Атлас Гурагона; Бронзовая улыбка; Корона Гималаев (Парнов) - страница 40

— Не амир, Мухаммед-Тарагай. Это воистину так, звезда позднего моего рассвета. Воруя счастье, я перестаю быть правителем. В этом можно печальное даже найти утешение. Поступи я, как мог поступить неразумный тиран, покажу я тем самым, что я выше, что я недоступен ни гневу, ни мести его, оскорбленного. Ты понимаешь? А воруя, я будто бы всем говорю, что просто боюсь, как боится простой и счастливый любовник. Понимаешь? Я выгляжу ниже, чем он. Я боюсь его! Значит, унижен не он. Я унижен…

— А я? Обо мне ты не думаешь, мой государь?

— Со слезами я буду целовать твои следы, когда ты уйдешь. Я прожгу себе сердце невидимыми для мира слезами, когда возвращусь в Самарканд. Но я не могу быть справедливым к тебе, как не могу быть справедливым к себе. Я не отделяю тебя от себя. Я несправедлив к нам обоим, но я лишь один за то расплачусь. Мы не можем унизить его. Понимаешь? Если скажешь хоть слово, я велю его тайно убить. Только можешь ли ты мне сказать это слово?

— А ты будешь любить меня, если скажу?

— Не знаю, Зухра. Ты еще не сказала, и ты — это ты. Та, что скажет, другой уже будет. Я не знаю, какой она будет. И не знаю, смогу ли любить ту, другую.

— Ты не такой государь, как другие. И не такой человек, как другие. Я так понимаю в тебе человека и так непонятен мне мой государь.

— Так ты можешь сказать?

— Нет, конечно.

— Ну вот видишь! Значит, все нам дозволено, кроме нашего счастья. Нам остается только красть его понемногу, потому что не можем мы унизить человека, которого не решаемся просто убить.

— Мне так страшно любить тебя, государь.

— Страшно?

— Страшно. Я боюсь, что уже никогда не увижу тебя после того, как расстанемся. Я боюсь всего, чего даже не знаю сама.

— Я уж стар, Зухра, и поверь мне, что страх этот, который горчит в поцелуях, и эта тоска, которая гонит нас друг к другу за новой горечью, и есть любовь. Как ошибаются люди, надеясь, что и страх, и тоска пройдут и останется только чистый хмельной эликсир, что зовут любовью. Горести проходят вместе с любовью, вместе с этим волшебным недугом, безумным, стократ добровольным мучением… Ты вечером бегала по воду? Откинув свое покрывало, согнувшись пленительным луком, ты струи ловила в кувшин?

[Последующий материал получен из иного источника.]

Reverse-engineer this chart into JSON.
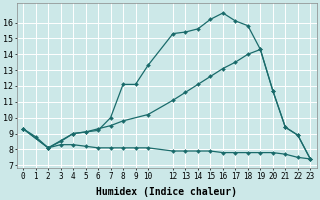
{
  "xlabel": "Humidex (Indice chaleur)",
  "background_color": "#cce8e8",
  "grid_color": "#ffffff",
  "line_color": "#1a6b6b",
  "xlim": [
    -0.5,
    23.5
  ],
  "ylim": [
    6.8,
    17.2
  ],
  "yticks": [
    7,
    8,
    9,
    10,
    11,
    12,
    13,
    14,
    15,
    16
  ],
  "xticks": [
    0,
    1,
    2,
    3,
    4,
    5,
    6,
    7,
    8,
    9,
    10,
    12,
    13,
    14,
    15,
    16,
    17,
    18,
    19,
    20,
    21,
    22,
    23
  ],
  "line1_x": [
    0,
    1,
    2,
    3,
    4,
    5,
    6,
    7,
    8,
    9,
    10,
    12,
    13,
    14,
    15,
    16,
    17,
    18,
    19,
    20,
    21,
    22,
    23
  ],
  "line1_y": [
    9.3,
    8.8,
    8.1,
    8.5,
    9.0,
    9.1,
    9.2,
    10.0,
    12.1,
    12.1,
    13.3,
    15.3,
    15.4,
    15.6,
    16.2,
    16.6,
    16.1,
    15.8,
    14.3,
    11.7,
    9.4,
    8.9,
    7.4
  ],
  "line2_x": [
    0,
    2,
    4,
    5,
    6,
    7,
    8,
    10,
    12,
    13,
    14,
    15,
    16,
    17,
    18,
    19,
    20,
    21,
    22,
    23
  ],
  "line2_y": [
    9.3,
    8.1,
    9.0,
    9.1,
    9.3,
    9.5,
    9.8,
    10.2,
    11.1,
    11.6,
    12.1,
    12.6,
    13.1,
    13.5,
    14.0,
    14.3,
    11.7,
    9.4,
    8.9,
    7.4
  ],
  "line3_x": [
    0,
    2,
    3,
    4,
    5,
    6,
    7,
    8,
    9,
    10,
    12,
    13,
    14,
    15,
    16,
    17,
    18,
    19,
    20,
    21,
    22,
    23
  ],
  "line3_y": [
    9.3,
    8.1,
    8.3,
    8.3,
    8.2,
    8.1,
    8.1,
    8.1,
    8.1,
    8.1,
    7.9,
    7.9,
    7.9,
    7.9,
    7.8,
    7.8,
    7.8,
    7.8,
    7.8,
    7.7,
    7.5,
    7.4
  ]
}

— Откуда ты знаешь это, государь?

— Я видел с дороги мелькание белого шелка в листве.

— С дороги нельзя это видеть.

— Больной это видит.

— А я только слышала цокот копыт. Но сразу различила бег твоего благородного скакуна, хотя он скакал не один.

— За шумом воды разве можно услышать коня на дороге?

— Больная услышит.

И вновь безвременье узнал Улугбек. Ему дано было забыть, что он сед и, наверное, болен. Он понял, как может человек настолько забыться от привычных забот, что сумеет счесть дурацкие ступеньки. Он понял, что человек способен не думать даже о ступеньках, способен забыться и видеть вместе с тем себя худощавым и юным, как сорок лет назад. Но главное понял тогда Улугбек, зачем человеку звезды. Он понял это сразу и до конца, как бывает только во сне. Но ему было дано счастье такого забвения, в котором потонула даже эта, может быть, самая важная истина в его жизни. Она потонула, и он не вспомнил о ней потом. Но никогда, сколько ему оставалось жить, он уже не спрашивал себя, зачем человеку звезды. Словно познал это раз и навсегда и не забыл, просто не вспоминал об этом, как, не забывая и не вспоминая, всегда знаем мы, что солнце горячее, а морская вода неизбывно горька.